İslam Ceza Hukukunda zina; meşru bir akd’e dayanmaksızın yapılan haram bir birleşme olup bunu işleyen erkeğe zani, kadına da zaniye denir. Zina eden erkek ve kadın hakkında Kur’an-ı Kerim’de şöyle buyrulur:
“Zina eden kadınla zina eden erkekten her birine yüzer Celde-değnek vurunuz! Eğer, Allah’a ve ahiret gününe inanıyorsanız, bunlara, acıyacağınız tutmasın. Müminlerden bir zümre de bunların cezalarına şahit olsun (1)”
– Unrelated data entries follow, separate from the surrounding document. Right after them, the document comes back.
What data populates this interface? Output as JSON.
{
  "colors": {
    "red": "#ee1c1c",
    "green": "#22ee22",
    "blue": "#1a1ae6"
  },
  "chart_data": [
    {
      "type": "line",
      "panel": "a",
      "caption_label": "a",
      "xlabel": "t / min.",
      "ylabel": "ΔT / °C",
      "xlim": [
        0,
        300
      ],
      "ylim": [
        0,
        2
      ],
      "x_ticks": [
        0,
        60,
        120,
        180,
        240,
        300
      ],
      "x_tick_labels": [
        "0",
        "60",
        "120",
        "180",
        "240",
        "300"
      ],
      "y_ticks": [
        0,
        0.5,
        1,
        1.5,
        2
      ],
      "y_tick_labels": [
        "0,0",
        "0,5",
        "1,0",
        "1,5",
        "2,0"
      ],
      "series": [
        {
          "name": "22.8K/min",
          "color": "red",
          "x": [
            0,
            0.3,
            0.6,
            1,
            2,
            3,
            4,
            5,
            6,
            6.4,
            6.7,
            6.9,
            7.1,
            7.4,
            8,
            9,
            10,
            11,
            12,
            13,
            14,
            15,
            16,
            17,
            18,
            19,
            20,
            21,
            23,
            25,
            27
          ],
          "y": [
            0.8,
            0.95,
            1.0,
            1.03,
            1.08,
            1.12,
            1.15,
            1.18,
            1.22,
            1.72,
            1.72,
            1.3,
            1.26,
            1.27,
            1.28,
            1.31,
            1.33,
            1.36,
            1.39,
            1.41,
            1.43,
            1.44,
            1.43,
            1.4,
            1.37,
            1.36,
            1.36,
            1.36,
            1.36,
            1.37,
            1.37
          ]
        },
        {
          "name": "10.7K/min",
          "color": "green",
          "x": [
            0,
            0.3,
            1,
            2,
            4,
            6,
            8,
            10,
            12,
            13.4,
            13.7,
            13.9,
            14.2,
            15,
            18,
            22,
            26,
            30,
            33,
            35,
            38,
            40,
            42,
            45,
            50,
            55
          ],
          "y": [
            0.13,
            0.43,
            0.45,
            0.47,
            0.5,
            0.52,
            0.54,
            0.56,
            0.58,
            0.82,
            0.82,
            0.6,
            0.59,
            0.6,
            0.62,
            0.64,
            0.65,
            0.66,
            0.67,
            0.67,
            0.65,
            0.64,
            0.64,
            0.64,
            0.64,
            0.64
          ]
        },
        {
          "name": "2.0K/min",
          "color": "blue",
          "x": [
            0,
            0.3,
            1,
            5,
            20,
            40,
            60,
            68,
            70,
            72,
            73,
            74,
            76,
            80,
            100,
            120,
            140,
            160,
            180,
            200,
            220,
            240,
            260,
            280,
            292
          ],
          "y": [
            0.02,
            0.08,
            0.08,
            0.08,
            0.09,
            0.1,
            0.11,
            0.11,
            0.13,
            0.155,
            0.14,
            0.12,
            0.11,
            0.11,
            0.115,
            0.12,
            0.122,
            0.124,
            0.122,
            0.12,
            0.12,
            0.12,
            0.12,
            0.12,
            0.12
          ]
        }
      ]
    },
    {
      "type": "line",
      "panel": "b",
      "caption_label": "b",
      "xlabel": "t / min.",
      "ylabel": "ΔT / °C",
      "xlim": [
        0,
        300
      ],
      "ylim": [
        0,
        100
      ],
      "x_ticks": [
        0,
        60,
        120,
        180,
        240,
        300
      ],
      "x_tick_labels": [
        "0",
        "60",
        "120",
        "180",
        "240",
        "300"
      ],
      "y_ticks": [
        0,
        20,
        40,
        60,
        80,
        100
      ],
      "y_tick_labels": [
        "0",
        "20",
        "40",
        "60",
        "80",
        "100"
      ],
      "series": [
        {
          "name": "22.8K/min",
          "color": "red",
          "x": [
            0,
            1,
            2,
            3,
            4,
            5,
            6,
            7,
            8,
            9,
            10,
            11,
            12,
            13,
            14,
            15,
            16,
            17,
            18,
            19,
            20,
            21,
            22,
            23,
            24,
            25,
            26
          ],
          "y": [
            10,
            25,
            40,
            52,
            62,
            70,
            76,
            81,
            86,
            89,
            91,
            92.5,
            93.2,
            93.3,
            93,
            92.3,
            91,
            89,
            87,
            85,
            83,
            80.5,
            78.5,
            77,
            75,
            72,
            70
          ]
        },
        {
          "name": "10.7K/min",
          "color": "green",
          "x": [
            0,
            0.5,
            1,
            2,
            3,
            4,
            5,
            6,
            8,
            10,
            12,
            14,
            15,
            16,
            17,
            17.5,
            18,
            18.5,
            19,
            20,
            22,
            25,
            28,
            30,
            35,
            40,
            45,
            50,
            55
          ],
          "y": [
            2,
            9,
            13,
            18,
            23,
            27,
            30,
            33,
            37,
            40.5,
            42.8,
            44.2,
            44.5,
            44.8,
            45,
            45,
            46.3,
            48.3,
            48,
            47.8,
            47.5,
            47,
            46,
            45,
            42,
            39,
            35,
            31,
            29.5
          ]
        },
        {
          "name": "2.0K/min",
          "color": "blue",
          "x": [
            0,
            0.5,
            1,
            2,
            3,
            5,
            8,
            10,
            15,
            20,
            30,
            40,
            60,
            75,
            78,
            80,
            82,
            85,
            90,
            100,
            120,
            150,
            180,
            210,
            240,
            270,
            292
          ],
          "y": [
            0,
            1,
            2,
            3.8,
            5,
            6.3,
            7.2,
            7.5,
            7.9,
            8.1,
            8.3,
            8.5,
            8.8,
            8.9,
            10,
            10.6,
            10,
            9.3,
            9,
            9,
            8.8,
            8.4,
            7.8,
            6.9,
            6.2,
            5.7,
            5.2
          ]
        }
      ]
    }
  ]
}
Celde; Ete geçmemek üzere yalnız deriye tesir edecek derecede vurmak demektir. Bu da ne ince, ne de kalın olmayan, budaksız, kenarsız, düğümsüz bir değnekle yapılır. Bunların hepsinin bir günde vurulması lazım gelmeyip yarısının ertesi güne bırakılması da caizdir.
Celde vurulurken; başa, yüze, tenasül uzvuna vurulmaz.
Zina fiilinden dolayı cezanın tatbik edilebilmesi için, en başta akıl ve büluğ çağına ermiş olmak üzere, bir takım ağır şartlar vardır.
Zina fiilinin sübutu için de ikrar veya şehadet şart olduğu gibi bu ikrar veya şehadetin makbul ve muteber olabilmesi için de ayrıca birtakım şartlar vardır.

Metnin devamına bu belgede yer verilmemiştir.